Наиболее ярким примером обаятельного сценического писателя для старой театральной залы Художественного театра был Чехов. Его личное писательское обаяние так сливалось с артистическими индивидуальностями, что покрывало и ограниченность психологического интереса по сравнению, положим, с Достоевским, и скудость сценических положений по сравнению, например, с Толстым, и преимущества драматургического мастерства Островского и Гоголя.

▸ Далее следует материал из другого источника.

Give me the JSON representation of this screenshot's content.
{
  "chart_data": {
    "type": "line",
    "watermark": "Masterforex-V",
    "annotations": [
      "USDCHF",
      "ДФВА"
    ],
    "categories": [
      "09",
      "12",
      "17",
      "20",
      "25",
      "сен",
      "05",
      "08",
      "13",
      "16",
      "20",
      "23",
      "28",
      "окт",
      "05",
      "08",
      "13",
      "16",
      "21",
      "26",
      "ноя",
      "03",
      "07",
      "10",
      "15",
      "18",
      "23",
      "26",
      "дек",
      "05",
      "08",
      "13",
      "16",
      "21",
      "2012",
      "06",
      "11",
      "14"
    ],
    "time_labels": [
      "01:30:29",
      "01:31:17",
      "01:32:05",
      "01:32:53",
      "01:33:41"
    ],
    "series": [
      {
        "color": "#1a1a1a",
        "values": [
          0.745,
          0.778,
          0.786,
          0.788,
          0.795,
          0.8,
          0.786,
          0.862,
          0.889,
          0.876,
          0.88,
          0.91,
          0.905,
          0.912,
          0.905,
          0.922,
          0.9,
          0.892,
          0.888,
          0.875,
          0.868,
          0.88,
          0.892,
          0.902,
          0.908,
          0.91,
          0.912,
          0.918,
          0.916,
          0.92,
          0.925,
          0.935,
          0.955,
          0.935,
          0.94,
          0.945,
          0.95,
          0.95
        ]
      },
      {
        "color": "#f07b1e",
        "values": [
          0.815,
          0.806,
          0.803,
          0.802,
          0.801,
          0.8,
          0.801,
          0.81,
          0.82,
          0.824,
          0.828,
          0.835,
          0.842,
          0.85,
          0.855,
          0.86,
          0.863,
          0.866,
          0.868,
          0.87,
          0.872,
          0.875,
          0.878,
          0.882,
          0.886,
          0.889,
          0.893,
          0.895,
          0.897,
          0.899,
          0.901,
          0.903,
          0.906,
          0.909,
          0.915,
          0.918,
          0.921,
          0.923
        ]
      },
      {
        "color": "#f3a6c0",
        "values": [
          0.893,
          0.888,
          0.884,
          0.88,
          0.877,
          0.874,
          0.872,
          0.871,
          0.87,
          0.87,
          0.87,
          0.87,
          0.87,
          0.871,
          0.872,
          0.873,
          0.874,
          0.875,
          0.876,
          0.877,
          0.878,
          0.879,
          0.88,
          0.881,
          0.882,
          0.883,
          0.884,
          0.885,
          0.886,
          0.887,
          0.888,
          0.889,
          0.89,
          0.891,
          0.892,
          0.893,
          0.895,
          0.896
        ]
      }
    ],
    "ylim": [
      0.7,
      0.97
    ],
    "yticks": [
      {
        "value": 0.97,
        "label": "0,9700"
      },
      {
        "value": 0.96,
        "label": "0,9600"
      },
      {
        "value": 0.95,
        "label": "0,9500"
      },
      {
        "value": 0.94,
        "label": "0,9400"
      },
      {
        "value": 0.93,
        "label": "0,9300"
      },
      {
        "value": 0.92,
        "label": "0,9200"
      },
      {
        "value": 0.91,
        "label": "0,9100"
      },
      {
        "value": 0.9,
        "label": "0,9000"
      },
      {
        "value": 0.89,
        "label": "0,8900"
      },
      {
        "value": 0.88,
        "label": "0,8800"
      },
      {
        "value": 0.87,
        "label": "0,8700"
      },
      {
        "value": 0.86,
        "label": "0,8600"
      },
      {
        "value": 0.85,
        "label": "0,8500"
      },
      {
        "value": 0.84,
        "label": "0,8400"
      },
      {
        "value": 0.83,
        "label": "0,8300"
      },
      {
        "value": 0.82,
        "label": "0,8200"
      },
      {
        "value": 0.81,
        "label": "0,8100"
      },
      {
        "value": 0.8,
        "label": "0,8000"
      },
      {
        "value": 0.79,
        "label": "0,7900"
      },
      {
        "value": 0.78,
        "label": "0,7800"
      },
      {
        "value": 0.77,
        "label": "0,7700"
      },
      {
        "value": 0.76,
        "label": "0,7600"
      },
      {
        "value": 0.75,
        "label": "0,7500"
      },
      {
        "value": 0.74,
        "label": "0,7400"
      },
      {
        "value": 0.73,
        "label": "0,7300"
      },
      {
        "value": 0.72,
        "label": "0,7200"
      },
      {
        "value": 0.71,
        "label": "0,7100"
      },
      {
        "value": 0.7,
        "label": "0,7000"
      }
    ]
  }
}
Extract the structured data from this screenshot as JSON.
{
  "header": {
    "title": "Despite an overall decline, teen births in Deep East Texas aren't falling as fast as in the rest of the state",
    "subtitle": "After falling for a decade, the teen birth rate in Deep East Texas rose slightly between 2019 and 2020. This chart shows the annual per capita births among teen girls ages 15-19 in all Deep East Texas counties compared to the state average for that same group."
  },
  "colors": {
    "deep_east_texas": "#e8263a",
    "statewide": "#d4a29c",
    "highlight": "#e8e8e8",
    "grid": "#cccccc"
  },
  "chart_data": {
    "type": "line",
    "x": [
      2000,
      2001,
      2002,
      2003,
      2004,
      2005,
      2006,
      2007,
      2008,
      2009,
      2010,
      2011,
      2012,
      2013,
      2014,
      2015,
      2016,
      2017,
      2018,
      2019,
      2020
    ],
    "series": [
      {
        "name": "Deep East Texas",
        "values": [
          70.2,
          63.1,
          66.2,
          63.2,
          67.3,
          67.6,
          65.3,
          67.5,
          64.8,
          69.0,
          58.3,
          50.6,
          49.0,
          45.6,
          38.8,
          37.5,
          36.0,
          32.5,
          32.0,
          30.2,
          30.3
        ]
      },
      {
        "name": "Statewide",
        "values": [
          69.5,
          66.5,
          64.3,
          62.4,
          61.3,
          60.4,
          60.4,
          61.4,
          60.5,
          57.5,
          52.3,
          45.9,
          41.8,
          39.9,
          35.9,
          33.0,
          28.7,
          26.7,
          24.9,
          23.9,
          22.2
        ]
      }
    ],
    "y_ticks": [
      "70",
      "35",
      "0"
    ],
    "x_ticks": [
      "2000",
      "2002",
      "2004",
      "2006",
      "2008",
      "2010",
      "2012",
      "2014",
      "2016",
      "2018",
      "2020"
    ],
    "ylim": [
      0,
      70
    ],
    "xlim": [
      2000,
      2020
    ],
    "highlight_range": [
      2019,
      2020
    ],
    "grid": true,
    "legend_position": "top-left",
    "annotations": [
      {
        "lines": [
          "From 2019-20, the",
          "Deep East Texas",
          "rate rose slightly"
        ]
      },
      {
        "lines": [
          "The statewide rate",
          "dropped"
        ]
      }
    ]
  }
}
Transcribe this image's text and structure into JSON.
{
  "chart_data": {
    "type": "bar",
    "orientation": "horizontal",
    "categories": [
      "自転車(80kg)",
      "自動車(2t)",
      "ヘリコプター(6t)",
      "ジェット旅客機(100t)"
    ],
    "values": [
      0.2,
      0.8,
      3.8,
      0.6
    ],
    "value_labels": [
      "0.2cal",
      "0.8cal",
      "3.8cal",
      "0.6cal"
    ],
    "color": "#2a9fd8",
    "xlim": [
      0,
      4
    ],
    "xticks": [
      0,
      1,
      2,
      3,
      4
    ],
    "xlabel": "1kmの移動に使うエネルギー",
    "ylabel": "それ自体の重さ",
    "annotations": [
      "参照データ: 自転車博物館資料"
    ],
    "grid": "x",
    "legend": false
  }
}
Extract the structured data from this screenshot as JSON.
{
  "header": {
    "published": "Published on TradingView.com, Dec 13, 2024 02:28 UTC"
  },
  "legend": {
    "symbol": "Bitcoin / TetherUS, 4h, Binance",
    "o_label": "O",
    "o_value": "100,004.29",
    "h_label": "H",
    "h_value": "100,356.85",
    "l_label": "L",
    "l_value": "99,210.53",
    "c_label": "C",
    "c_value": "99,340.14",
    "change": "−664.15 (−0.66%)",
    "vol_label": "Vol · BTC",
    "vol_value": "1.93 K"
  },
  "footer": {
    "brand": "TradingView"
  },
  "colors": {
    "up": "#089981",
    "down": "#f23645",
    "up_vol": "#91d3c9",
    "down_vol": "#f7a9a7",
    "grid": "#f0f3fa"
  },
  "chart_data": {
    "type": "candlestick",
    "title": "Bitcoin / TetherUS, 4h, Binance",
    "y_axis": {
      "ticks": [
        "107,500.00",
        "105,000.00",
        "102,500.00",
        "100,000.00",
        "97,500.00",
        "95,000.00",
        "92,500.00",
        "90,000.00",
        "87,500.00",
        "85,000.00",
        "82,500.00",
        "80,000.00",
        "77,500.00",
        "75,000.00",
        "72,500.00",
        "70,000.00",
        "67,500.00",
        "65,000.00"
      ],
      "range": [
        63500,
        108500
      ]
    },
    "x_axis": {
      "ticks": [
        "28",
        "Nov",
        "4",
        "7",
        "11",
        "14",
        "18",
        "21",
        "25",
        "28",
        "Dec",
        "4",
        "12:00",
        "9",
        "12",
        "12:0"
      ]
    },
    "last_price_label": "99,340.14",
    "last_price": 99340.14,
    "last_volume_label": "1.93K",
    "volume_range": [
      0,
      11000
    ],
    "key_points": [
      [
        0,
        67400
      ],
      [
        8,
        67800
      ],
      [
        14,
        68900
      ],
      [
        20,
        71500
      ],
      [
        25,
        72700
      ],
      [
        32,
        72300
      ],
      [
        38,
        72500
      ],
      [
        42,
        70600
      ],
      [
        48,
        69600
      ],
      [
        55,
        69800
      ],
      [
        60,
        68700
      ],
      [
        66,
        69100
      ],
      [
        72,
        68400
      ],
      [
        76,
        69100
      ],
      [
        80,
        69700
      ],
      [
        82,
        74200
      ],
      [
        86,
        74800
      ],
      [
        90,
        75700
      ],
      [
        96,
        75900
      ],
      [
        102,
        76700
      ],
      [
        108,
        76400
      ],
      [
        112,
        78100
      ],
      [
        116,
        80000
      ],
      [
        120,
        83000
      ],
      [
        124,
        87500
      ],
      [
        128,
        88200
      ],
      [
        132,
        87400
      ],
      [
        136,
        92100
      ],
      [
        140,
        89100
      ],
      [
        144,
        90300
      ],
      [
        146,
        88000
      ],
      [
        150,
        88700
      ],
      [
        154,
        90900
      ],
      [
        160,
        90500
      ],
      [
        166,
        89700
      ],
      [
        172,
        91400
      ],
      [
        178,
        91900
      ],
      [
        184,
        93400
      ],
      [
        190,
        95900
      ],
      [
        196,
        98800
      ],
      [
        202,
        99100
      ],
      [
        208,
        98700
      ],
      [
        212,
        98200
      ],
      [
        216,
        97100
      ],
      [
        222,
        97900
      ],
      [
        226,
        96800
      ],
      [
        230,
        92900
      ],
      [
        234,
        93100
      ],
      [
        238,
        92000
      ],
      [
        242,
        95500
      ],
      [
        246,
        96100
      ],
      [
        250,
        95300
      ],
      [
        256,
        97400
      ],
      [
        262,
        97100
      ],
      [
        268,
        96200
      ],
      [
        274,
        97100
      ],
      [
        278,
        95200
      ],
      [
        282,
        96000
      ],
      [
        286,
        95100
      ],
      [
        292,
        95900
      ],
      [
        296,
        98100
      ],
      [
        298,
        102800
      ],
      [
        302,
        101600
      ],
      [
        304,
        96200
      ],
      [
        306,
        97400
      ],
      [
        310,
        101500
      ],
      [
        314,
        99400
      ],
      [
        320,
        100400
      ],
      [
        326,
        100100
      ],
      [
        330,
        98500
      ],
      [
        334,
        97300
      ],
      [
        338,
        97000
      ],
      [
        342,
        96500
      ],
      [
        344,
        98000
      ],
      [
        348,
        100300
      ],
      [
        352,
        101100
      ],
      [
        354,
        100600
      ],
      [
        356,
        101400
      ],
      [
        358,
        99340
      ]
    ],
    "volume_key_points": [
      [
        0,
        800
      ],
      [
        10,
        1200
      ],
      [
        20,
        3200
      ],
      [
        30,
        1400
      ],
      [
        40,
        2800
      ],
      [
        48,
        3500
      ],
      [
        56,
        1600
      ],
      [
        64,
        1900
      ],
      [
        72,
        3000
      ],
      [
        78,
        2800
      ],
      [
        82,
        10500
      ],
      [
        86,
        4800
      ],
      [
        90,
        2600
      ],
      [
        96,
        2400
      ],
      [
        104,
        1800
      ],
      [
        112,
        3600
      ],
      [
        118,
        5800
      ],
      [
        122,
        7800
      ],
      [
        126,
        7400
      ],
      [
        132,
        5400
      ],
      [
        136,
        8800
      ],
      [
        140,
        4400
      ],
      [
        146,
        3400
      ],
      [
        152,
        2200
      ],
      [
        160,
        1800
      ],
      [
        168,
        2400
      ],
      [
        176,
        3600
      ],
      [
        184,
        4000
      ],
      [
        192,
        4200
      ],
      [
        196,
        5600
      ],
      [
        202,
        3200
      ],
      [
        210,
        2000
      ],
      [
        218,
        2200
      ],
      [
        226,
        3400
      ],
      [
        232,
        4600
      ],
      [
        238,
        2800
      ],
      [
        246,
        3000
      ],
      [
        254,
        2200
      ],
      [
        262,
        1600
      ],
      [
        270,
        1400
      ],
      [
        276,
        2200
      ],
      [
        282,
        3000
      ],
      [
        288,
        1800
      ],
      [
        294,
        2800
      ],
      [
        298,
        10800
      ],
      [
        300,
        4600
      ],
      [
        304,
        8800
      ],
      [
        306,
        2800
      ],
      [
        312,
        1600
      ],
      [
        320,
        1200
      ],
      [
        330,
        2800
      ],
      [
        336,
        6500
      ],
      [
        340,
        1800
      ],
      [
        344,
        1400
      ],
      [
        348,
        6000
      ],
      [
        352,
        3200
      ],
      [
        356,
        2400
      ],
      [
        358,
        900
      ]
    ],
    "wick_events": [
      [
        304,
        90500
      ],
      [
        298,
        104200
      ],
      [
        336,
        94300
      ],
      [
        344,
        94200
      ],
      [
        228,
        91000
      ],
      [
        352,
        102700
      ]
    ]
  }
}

Огромное обаяние для старой театральной залы было и в Горьком, и в Тургеневе, и в Островском, и в величайшей степени в Толстом. Я подчеркиваю характер театральной залы, из осторожности называя ее «прежней театральной залой». Возможно, что то, что я определяю обаянием, в большой степени объясняется известным уровнем художественного вкуса, литературным и художественным воспитанием целой эпохи. Зритель быстро шел навстречу идеализму, мягкому отношению к жизни, когда искусство не беспокоит, а ласкает, и наоборот — настораживался и ощетинивался, если произведение искусства дразнит и злит[117]. Многое из того, что ставилось в лучших театрах, может быть, в какой-то степени и подсахаривалось. Тем не менее трудно отрицать, что и в писателе, как и в художнике, и в особенности в актере, имеются элементы этой не поддающейся анализу притягательности.